Timeout/sleep strategy operates as follows:

If the poll timeout expires and no event has occurred, a TimeoutNotification will be dispatched to all event handlers registered for it. This is done in the onTimeout() method which can be overridden by subclasses to perform custom timeout processing.

By default, the SocketReactor is configured to start sleeping when the poll timeout is zero and there are no socket events for a certain amount of time; sleep duration is progressive, up to the configured limit. This behavior can be disabled through configuration parameters.

When there are no registered handlers, the SocketRactor sleeps an incremental amount of milliseconds, up to the sleep limit. Increment step value and sleep limit are configurable.

Finally, when the SocketReactor is about to shut down (as a result of stop() being called), it dispatches a ShutdownNotification to all event handlers. This is done in the onShutdown() method which can be overridden by subclasses to perform custom shutdown processing.

The SocketReactor is implemented so that it can run in its own thread. Moreover, the thread affinity to a CPU core can optionally be set for the thread on platforms where that functionality is supported and implemented. It is also possible to run multiple SocketReactors in parallel, as long as they work on different sockets.

It is safe to call addEventHandler() and removeEventHandler() from another thread while the SocketReactor is running. Also, it is safe to call addEventHandler() and removeEventHandler() from event handlers.

SocketReactor uses NotificationCenter to notify observers. When a handler throws an exception, the NotificationCenter stops notifying the rest of the observers about that particular event instance and propagates the exception, which is eventually caught in the SocketReactor::run() method. This sequence of events is obviously not desirable and it is highly recommended that handlers wrap the code in try/catch and deal with all the exceptions internally, lest they disrupt the notification of the peers.

Creates the SocketReactor.

Creates the SocketReactor, using the given poll timeout.

The threadAffinity argument, when non-negative, indicates on which CPU core should the run() method run. Nonexisting core or situation when this feature is not implemented are silently ignored and this argument has no effect in such scenarios.

Creates the SocketReactor, using the given parameters. The threadAffinity argument, when non-negative, indicates on which CPU core should the run() method run.
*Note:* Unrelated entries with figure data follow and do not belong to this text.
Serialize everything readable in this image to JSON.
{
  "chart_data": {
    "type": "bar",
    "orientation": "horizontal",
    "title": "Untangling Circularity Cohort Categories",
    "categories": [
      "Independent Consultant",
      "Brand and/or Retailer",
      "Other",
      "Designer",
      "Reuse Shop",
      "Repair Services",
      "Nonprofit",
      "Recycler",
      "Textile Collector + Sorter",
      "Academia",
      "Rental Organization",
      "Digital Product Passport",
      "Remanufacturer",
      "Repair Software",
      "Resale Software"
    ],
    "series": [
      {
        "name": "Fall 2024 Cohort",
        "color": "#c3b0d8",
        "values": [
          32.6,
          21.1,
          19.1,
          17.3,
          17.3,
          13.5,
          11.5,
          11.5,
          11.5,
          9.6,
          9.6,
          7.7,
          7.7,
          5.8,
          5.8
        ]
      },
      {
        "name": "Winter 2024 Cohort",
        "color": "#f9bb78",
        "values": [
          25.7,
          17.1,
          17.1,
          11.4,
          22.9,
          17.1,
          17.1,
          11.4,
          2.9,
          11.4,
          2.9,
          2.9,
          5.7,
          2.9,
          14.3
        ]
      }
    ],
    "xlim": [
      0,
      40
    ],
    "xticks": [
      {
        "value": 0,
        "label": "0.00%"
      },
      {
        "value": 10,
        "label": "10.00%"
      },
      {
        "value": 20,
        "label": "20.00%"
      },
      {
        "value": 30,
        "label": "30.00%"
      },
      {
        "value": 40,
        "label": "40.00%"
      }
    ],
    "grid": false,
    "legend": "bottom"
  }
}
Nonexisting core or situation when this feature is not implemented are silently ignored and this argument has no effect in such scenarios.
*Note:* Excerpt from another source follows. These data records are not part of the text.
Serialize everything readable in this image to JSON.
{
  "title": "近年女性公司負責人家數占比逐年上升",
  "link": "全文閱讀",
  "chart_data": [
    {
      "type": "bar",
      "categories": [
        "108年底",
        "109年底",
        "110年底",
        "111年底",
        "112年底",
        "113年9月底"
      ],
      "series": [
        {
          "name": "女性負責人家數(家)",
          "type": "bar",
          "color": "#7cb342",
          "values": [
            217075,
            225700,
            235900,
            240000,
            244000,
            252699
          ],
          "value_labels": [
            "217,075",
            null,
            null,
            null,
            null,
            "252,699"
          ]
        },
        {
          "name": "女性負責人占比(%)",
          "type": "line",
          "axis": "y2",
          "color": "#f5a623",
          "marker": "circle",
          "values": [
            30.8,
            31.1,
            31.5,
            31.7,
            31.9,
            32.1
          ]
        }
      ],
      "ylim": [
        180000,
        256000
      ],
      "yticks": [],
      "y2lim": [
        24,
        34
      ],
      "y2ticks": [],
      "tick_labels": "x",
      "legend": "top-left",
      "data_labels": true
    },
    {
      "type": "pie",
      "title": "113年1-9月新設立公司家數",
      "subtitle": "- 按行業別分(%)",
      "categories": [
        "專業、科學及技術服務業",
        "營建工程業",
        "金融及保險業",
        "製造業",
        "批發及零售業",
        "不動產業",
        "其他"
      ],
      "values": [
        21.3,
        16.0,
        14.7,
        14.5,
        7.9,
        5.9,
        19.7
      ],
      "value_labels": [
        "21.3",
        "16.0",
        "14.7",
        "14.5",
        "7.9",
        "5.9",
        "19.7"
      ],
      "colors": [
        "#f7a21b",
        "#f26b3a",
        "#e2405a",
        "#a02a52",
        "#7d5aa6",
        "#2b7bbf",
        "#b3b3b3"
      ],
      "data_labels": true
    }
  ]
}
Destroys the SocketReactor.

Registers an event handler with the SocketReactor.

Usage:

Poco::Observer<MyEventHandler, SocketNotification> obs(*this, &MyEventHandler::handleMyEvent);
reactor.addEventHandler(obs);

Returns the timeout.

Returns true if socket is registered with this rector.
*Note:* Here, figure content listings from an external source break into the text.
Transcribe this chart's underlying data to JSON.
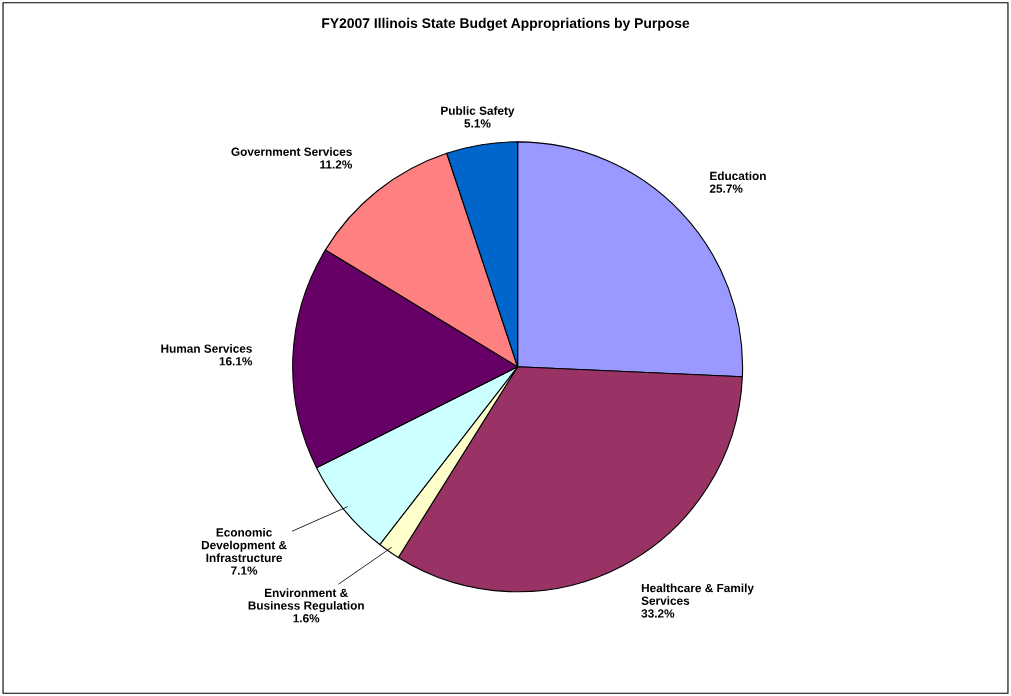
{
  "chart_data": {
    "type": "pie",
    "title": "FY2007 Illinois State Budget Appropriations by Purpose",
    "categories": [
      "Education",
      "Healthcare & Family\nServices",
      "Environment &\nBusiness Regulation",
      "Economic\nDevelopment &\nInfrastructure",
      "Human Services",
      "Government Services",
      "Public Safety"
    ],
    "values": [
      25.7,
      33.2,
      1.6,
      7.1,
      16.1,
      11.2,
      5.1
    ],
    "colors": [
      "#9999ff",
      "#993366",
      "#ffffcc",
      "#ccffff",
      "#660066",
      "#ff8080",
      "#0066cc"
    ],
    "value_labels": [
      "25.7%",
      "33.2%",
      "1.6%",
      "7.1%",
      "16.1%",
      "11.2%",
      "5.1%"
    ],
    "legend": false
  }
}
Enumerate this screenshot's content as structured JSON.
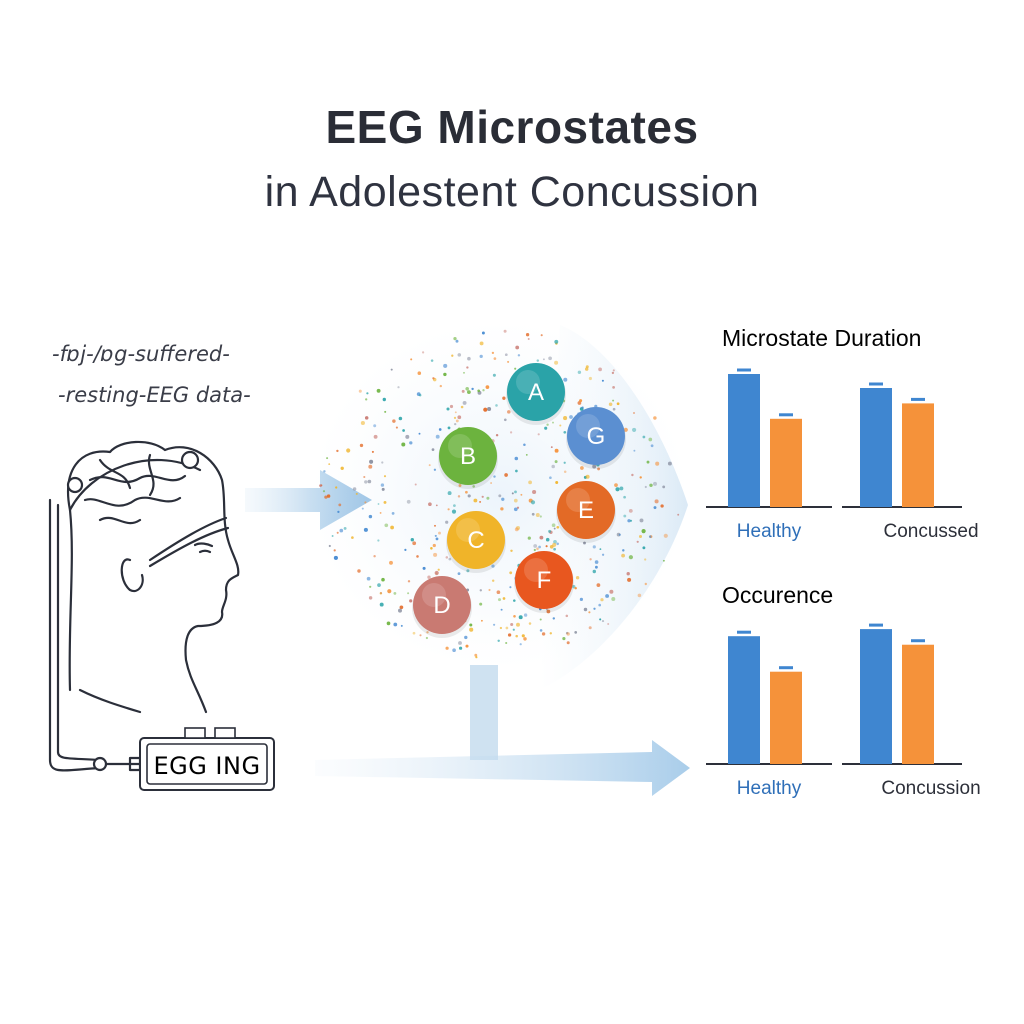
{
  "title": {
    "main": "EEG Microstates",
    "sub": "in Adolestent Concussion"
  },
  "input_note": {
    "line1": "-fɒj-/ɒg-suffered-",
    "line2": "-resting-EEG data-"
  },
  "device": {
    "label": "EGG ING"
  },
  "microstates": {
    "items": [
      {
        "label": "A",
        "color": "#2aa3a8"
      },
      {
        "label": "G",
        "color": "#5b8fd1"
      },
      {
        "label": "B",
        "color": "#6cb33e"
      },
      {
        "label": "E",
        "color": "#e36a26"
      },
      {
        "label": "C",
        "color": "#f0b429"
      },
      {
        "label": "F",
        "color": "#e8571f"
      },
      {
        "label": "D",
        "color": "#c97a72"
      }
    ]
  },
  "chart_data": [
    {
      "type": "bar",
      "title": "Microstate Duration",
      "categories": [
        "Healthy",
        "Concussed"
      ],
      "series": [
        {
          "color": "#3f86d0",
          "values": [
            0.95,
            0.85
          ]
        },
        {
          "color": "#f5923a",
          "values": [
            0.63,
            0.74
          ]
        }
      ],
      "category_colors": [
        "#2f6fb8",
        "#2d303a"
      ],
      "ylim": [
        0,
        1
      ]
    },
    {
      "type": "bar",
      "title": "Occurence",
      "categories": [
        "Healthy",
        "Concussion"
      ],
      "series": [
        {
          "color": "#3f86d0",
          "values": [
            0.9,
            0.95
          ]
        },
        {
          "color": "#f5923a",
          "values": [
            0.65,
            0.84
          ]
        }
      ],
      "category_colors": [
        "#2f6fb8",
        "#2d303a"
      ],
      "ylim": [
        0,
        1
      ]
    }
  ]
}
Returns true if the observer is registered with SocketReactor for the given socket.

Unregisters an event handler with the SocketReactor.

Usage:

Poco::Observer<MyEventHandler, SocketNotification> obs(*this, &MyEventHandler::handleMyEvent);
reactor.removeEventHandler(obs);

Runs the SocketReactor. The reactor will run until stop() is called (in a separate thread). Can be overriden by inheriting classes.

See also: Poco::Runnable::run()

Sets the timeout.

If no socket event occurs for the given timeout interval, a timeout event is sent to all event listeners.

The default timeout is 250 milliseconds;

The timeout is passed to the PollSet::poll() method.

Stops the SocketReactor.

The reactor will be stopped when the next event (including a timeout event) occurs.

Wakes up idle reactor.

Dispatches the given notification to all observers registered for the given socket.

Dispatches the given notification to all observers.

Notifies all subscribers when the reactor loop throws an exception.

Notifies all subscribers when the reactor loop throws an exception.

Called when the SocketReactor is about to terminate.

Can be overridden by subclasses. The default implementation dispatches the ShutdownNotification and thus should be called by overriding implementations.

Called if the timeout expires and no other events are available.

Can be overridden by subclasses. The default implementation dispatches the TimeoutNotification and thus should be called by overriding implementations.